# Amsterdam Event Data

## Table of Contents
1. [Imports](#imports)
2. [Import File](#importFile)
    1. [Example Contents](#exampleContents)
3. [Construction Full DataFrame](#fullDF)
4. [DataaFrame to CSV](#CSV)

## Imports <a name="imports"></a>

In [1]:
#Read JSON files
import json
import pandas as pd
import matplotlib.pyplot as plt

## Import Events file <a name="importFile"></a>
Import the open data file 

In [2]:
with open("../../../Data_thesis/Open_Data/Evenementen.json") as event_data:
    events = json.load(event_data)

### Example contents <a name="exampleContents"></a>
Below is an example snippet of an event in the file

In [3]:
#Return eventname
print("Event: ", events[0]["title"])

#Return exact location event in human terms
print("City: ", events[0]["location"]["city"])
print("Adress: ", events[0]["location"]["adress"])
print("Zipcode: ", events[0]["location"]["zipcode"])

#Check source crowdedness
print("Coordinates: ", events[0]["location"]["latitude"], events[0]["location"]["longitude"]) 
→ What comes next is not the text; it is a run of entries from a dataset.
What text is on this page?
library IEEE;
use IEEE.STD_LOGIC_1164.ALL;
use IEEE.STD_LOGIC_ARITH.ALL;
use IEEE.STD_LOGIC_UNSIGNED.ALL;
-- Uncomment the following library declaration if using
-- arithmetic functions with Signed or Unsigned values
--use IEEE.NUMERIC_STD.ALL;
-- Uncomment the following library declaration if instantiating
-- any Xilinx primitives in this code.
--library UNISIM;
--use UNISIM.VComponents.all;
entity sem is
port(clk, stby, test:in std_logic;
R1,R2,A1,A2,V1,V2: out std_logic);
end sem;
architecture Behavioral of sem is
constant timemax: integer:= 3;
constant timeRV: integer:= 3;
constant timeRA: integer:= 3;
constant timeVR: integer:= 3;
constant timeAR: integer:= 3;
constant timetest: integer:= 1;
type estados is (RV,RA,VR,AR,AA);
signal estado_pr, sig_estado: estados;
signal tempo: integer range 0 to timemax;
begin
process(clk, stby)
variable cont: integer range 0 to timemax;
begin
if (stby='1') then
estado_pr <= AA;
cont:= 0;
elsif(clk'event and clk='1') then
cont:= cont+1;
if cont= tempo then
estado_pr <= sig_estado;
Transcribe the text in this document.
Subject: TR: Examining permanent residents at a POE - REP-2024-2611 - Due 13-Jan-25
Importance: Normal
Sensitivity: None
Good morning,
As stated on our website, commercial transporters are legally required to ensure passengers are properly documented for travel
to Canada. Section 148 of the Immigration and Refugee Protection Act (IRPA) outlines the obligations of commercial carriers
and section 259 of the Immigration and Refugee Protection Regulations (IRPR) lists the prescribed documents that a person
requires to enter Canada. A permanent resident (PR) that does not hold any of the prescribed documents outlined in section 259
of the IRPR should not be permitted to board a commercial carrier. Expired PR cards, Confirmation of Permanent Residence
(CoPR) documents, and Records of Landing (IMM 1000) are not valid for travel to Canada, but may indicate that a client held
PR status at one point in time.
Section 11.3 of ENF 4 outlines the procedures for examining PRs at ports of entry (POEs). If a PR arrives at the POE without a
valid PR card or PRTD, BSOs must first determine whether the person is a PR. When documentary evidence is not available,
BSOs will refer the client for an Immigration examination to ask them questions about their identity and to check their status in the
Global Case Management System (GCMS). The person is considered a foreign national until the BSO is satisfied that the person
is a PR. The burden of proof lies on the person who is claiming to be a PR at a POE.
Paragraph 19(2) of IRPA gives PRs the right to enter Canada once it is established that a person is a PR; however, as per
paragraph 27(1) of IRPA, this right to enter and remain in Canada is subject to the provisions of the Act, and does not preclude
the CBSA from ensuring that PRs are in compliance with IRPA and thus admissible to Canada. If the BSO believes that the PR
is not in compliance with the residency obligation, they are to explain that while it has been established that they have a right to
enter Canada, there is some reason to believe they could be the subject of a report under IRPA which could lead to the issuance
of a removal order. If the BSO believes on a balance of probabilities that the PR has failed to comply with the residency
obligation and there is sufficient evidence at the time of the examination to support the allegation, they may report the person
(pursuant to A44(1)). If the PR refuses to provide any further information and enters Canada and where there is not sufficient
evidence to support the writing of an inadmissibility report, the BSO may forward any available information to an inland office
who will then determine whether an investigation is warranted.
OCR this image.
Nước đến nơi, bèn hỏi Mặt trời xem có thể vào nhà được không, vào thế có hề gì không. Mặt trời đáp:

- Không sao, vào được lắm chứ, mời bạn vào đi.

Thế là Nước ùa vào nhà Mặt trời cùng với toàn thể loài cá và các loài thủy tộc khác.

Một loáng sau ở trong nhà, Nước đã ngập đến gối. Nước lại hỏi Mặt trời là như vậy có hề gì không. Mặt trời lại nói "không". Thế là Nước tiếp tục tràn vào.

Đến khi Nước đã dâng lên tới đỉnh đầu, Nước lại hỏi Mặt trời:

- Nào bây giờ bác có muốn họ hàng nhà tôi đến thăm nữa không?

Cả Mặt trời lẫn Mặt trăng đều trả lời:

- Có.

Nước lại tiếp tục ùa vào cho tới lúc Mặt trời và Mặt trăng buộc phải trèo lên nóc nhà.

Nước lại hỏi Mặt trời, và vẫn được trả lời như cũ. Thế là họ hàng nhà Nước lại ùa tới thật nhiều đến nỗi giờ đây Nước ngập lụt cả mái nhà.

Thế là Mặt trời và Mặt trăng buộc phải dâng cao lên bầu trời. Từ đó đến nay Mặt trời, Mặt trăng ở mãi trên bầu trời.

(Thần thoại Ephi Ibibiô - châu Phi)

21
#Check whether the data has an event
print("Date: ", events[0]["dates"])

Event:  Springsnow Festival
City:  AMSTERDAM
Adress:  Diverse locaties / Various locations
Zipcode:  1012 JS
Coordinates:  52,3726380 4,8941060
Date:  {'startdate': '20-04-2018', 'enddate': '20-05-2018'}


## Full Dataset <a name="fullDF"></a>
As not all the variables are usable, we make a subset of the following variables:
- *Event Name*: Show the event name
- *Coordinates*: Show the coordinates of the event
- *Data*: Show the event date(s)

### Variables

In [7]:
#Save all the events in the list
events_dict = {}

#Start date
start = pd.Timestamp(2018, 1, 1)

#End date
end = pd.Timestamp(2019, 4, 30)

#Key
j = 0

### Construct DF

In [9]:
for event in events: 
    #Temporary save dates
    dates = []
    
    lat = float(event["location"]["latitude"].replace(",", "."))
    lon = float(event["location"]["longitude"].replace(",", "."))
    
    if lon > 4.88 and lon < 4.92 and lat > 52.36 and lat < 52.39:
    
        #Check if saved in format one or two
        if "startdate" in event["dates"]: 
            dates.append(event["dates"]["startdate"])
            dates.append(event["dates"]["enddate"])
        elif "singles" in event["dates"]:
            dates = event["dates"]["singles"]
            
        dates = [pd.Timestamp.strptime(date, "%d-%m-%Y") for date in dates]
        
        for date in dates:
            if start < date < end:

                #Dict with all data single event
                event_date = {"Date": date, "Event": event["title"], "Latitude": lat,"Longtitude": lon}

                #Append dict to list
                events_dict[j] = event_date
                j += 1

In [10]:
df = pd.DataFrame.from_dict(events_dict, orient="index")

In [11]:
df.head()

Unnamed: 0,Date,Event,Latitude,Longtitude
0,2018-04-20,Springsnow Festival,52.372638,4.894106
1,2018-05-20,Springsnow Festival,52.372638,4.894106
2,2018-06-02,Holland Festival,52.361582,4.885479
3,2018-06-03,Holland Festival,52.361582,4.885479
4,2018-06-04,Holland Festival,52.361582,4.885479


## Save to file <a name="CSV"></a>
Save the list of subset events to file

In [12]:
df.to_csv("../../../Data_thesis/Full_Datasets/Events.csv", index=False)